Despite months of backroom infighting, Suffolk County Executive Steve Bellone last Wednesday night very publicly bear-hugged Suffolk Democratic chairman Richard Schaffer before a crowd of 150 at a legislative fundraiser.
A smiling Bellone called Schaffer his "longtime friend and mentor." Schaffer called the county executive "a visionary" and vowed to work hard for his re-election next year.
What made the scene surreal to the party activists was that Schaffer had just sent prosecutors an audit that, sources say, shows that Robert Stricoff, Bellone's closest ally and a boyhood friend, may have overpaid himself by as much as $125,000 as Babylon Town Democratic leader.
A day later, Schaffer called publicly on Stricoff to decline the $155,000-a-year job as executive director of the county Industrial Development Agency.
Bellone has remained mum about his friend.
The bear hug may have been heartfelt, or a public ploy to paper over a yearlong rift between Bellone and Schaffer. Nonetheless, it represented a nervous moment for the majority Democrats in the county legislature, who face re-election in 14 months with Bellone leading the ticket for a second term.

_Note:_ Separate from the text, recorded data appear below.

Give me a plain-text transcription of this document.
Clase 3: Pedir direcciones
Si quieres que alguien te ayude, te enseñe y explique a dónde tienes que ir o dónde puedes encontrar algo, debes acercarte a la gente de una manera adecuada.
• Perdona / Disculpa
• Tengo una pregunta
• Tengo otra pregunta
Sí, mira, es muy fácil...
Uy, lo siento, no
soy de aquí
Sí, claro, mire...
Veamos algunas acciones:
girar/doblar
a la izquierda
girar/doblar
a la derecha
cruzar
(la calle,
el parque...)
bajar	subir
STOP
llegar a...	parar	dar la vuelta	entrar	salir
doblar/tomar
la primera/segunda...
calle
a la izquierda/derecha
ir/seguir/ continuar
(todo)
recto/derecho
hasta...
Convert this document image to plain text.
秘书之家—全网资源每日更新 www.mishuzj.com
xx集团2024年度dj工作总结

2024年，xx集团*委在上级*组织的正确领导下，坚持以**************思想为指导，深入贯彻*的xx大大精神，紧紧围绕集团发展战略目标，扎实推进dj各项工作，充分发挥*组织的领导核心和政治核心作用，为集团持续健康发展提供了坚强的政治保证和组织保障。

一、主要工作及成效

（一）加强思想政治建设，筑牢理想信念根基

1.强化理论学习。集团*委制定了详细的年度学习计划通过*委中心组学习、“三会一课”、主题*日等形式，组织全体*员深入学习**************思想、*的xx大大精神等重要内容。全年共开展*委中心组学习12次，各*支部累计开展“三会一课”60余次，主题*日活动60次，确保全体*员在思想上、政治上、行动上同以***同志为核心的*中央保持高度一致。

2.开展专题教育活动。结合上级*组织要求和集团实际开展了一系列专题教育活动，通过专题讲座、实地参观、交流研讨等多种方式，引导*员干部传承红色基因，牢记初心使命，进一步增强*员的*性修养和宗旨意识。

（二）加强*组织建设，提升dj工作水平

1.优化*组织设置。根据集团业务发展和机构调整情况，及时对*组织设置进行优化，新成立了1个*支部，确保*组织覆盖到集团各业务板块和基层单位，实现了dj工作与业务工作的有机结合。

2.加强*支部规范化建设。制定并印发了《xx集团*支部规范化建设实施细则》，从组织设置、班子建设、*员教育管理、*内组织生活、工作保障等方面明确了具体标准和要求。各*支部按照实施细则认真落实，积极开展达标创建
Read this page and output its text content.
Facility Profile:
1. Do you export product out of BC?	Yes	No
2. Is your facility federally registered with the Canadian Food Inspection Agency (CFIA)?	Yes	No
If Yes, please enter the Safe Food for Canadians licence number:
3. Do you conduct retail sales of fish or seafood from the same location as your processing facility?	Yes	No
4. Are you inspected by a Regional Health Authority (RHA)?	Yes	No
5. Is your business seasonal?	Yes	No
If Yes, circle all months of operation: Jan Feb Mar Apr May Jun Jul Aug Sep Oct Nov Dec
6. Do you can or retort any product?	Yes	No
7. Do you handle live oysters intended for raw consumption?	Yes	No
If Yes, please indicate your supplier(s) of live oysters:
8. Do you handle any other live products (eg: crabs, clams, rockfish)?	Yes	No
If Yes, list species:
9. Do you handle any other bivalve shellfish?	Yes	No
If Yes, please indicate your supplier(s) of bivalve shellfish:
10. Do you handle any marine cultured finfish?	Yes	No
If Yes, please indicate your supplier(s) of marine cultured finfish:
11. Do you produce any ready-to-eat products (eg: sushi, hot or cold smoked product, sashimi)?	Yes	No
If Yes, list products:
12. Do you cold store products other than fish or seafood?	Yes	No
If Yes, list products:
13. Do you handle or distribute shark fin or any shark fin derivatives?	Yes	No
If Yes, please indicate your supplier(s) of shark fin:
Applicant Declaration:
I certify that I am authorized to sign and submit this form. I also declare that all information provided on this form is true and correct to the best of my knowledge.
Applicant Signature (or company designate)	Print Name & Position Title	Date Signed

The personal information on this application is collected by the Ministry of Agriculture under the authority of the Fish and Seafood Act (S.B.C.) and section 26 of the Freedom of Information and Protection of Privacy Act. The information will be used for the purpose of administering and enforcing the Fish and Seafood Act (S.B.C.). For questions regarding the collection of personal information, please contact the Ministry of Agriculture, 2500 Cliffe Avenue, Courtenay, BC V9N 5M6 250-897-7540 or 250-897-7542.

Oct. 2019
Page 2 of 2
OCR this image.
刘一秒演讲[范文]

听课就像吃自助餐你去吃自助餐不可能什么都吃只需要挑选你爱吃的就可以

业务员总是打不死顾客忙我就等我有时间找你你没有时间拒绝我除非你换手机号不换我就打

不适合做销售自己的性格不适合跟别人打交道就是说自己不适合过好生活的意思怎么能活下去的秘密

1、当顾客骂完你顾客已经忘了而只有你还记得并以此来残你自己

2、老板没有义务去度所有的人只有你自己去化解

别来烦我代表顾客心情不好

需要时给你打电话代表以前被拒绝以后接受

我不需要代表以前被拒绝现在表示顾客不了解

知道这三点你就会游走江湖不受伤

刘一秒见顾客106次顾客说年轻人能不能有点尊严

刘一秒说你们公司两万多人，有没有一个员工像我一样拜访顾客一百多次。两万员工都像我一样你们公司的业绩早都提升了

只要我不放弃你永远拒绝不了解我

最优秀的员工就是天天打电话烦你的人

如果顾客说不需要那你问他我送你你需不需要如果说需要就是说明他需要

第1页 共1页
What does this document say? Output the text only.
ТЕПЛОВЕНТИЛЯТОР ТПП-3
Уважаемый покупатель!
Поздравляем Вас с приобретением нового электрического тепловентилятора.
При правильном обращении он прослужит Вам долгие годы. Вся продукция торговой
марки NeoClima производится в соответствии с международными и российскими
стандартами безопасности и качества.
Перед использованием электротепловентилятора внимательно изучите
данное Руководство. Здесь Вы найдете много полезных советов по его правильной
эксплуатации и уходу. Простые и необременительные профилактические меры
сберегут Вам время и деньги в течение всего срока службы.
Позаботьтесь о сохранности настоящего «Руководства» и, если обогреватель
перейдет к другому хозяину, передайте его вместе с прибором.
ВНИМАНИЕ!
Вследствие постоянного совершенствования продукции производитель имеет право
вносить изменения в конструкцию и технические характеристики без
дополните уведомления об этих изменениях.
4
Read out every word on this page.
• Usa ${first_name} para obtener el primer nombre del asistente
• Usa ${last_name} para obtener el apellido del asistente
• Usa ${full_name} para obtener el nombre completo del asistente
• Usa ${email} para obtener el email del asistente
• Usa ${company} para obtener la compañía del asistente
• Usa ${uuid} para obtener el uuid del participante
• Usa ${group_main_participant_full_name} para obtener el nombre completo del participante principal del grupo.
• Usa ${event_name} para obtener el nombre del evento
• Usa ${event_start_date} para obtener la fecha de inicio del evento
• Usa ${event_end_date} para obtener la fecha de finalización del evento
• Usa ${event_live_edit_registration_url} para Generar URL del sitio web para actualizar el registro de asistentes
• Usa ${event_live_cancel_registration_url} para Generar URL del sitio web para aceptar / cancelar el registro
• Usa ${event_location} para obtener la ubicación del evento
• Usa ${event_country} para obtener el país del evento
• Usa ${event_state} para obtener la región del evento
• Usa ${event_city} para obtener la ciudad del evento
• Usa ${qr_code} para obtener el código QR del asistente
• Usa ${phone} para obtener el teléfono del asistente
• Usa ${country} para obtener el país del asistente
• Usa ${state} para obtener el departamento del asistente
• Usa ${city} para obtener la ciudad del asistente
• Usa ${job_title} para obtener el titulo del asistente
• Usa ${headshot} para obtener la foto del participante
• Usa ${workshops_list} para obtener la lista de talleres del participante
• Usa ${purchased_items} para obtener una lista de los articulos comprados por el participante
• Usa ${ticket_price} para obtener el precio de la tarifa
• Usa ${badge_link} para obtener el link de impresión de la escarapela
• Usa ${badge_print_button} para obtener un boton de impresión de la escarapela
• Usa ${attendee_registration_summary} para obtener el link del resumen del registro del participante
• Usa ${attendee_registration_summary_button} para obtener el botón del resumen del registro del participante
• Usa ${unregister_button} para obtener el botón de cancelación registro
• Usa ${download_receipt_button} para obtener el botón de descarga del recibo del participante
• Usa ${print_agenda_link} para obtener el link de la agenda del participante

"When dealing with Type A personalities . . . they are bound to clash," Desmond Ryan, a veteran Republican lobbyist, said of Bellone and Schaffer. "The question is do they get a divorce or stay together for the sake of their political offspring?"
Deputy County Executive Jon Schneider downplayed any chasm, saying Bellone and Schaffer have worked together for a decade. "You may say a lot of things to the ones closest to you, but you're still a family and you want to see each other succeed," Schneider said.
Legis. John M. Kennedy Jr. (R-Nesconset), legislative minority leader and the GOP candidate for county comptroller in November, said the Stricoff probe further tars Bellone only weeks after Donald Rogers, Bellone's information technology aide, resigned and pleaded guilty to two misdemeanors.
Kennedy said the Stricoff controversy also damages Schaffer, the Babylon Town supervisor, because it raises the question of how Stricoff "could play so fast and loose for so long without anyone knowing."
Presiding Officer DuWayne Gregory (D-Amityville) said Schaffer moved proactively.
"This was not uncovered by someone on the outside," Gregory said. "It shows the chairman has integrity; when he sees wrongdoing, he acts on it."
Schaffer's hard-line stand runs counter to his typically "Kumbaya" way of hashing out internal political problems without public confrontations.
But Schaffer has made some battles public. When the late GOP District Attorney James M. Catterson Jr. tried to bring Schaffer down as supervisor in the 1990s by indicting his top aides, Schaffer made no secret of his mission to unseat Catterson when he backed Democrat Thomas Spota, the current district attorney, in 2002.
Schaffer's move against Stricoff comes after more than a year of backroom political strife. Party sources say Bellone and Stricoff mulled ousting Schaffer as county Democratic chief. Bellone and Stricoff also unsuccessfully opposed Gregory as presiding officer. They later sought a district attorney's probe of Gregory's residency, an effort that went nowhere.
Some who support Stricoff say privately that Schaffer is being heavy-handed, making Stricoff collateral damage. They say any overpayments could have been repaid without airing the party's dirty laundry and raising voter anger.
Sources close to Schaffer say Stricoff ignored efforts to deal with the audit questions.
Stricoff has not returned calls for comment, and his attorney, Anthony LaPinta of Hauppauge, declined to comment.
Schaffer said he sees no fallout from the controversy. "It makes us stronger when the public knows we're not going to tolerate people who do not do the right thing," he said.
Said former Democratic Suffolk County Executive Patrick Halpin, who chairs the Babylon IDA: "Steve Bellone needs Rich Schaffer and Rich Schaffer needs Steve Bellone. It is in both their interests to deal with it and move on. They have to."